その所為で解らない事でもとりあえず何でも納得出来てしまう特技が身に付いてしまっていた。
「そう言われると、解らないんだけど…」
私の返事を聞いて一ノ瀬くんはクスクスと笑い出した。
「面白いよな、葛木って。あんまり話さない奴かと思ってたけど話してみると結構話すしな」
そう言って意地悪そうにニヤニヤと笑った。
「なによ、それ…。私は元々話す方よ?」
「そうかぁ?俺が声掛けるまで隣に居るのになんも話さなかったじゃん?あぁ…」
そこまで言うと彼は思い出した様に声を上げた。
「ん?」
「転校初日は話したか「よろしく」って」
そう言って彼は今度はニンマリと笑った。
「はぁ…別に他意は無いのよ」
「猫被ってるとか?」
「猫…猫かぁ、そう言うつもりも無いんだけどそうなっちゃうのかしら」
「ふ〜ん」
私の声のトーンを察知したのか彼は曖昧な返事をして別れるまでそれ以上聞く事はなかった。

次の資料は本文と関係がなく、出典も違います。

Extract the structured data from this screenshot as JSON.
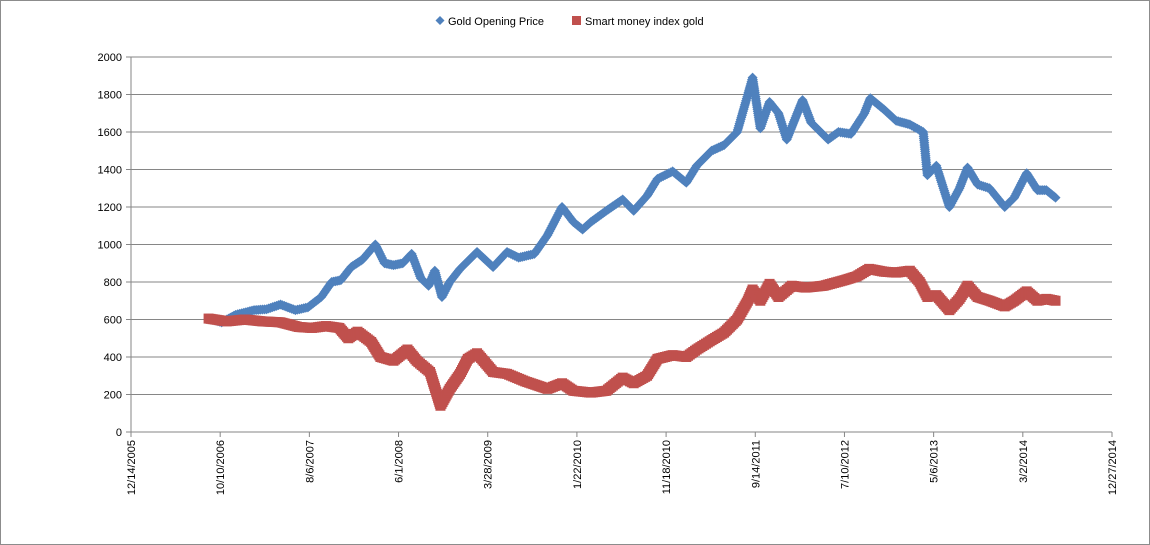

コツコツと二足の革靴の異なったリズムと音だけを聞きながら私達は道をただ歩いていた。
「じゃあ俺、こっちだから」
十字路に差し掛かると彼が立ち止まって右の親指で進行方向を指した。
「そう。ごめんね、なんか暗くなっちゃって」
「いいよ、気にするなって」
「うん、ありがとね。気に掛けてくれて」
私が微笑むと彼は不意に目を逸らした。
「ま、まぁ…そそんなに気にしないでいいって好きでやってるんだしっ!?て、俺今何言った…!?」
「???」
「まぁ、とにかくだ。何かあったら俺に言ってよ。力になるからさ」
「うん、ありがとう。それじゃあ、また明日ね」
「おぅ!また明日な」
軽く手を振って歩き出した彼の背中を少しだけ眺めて私は歩き始めた。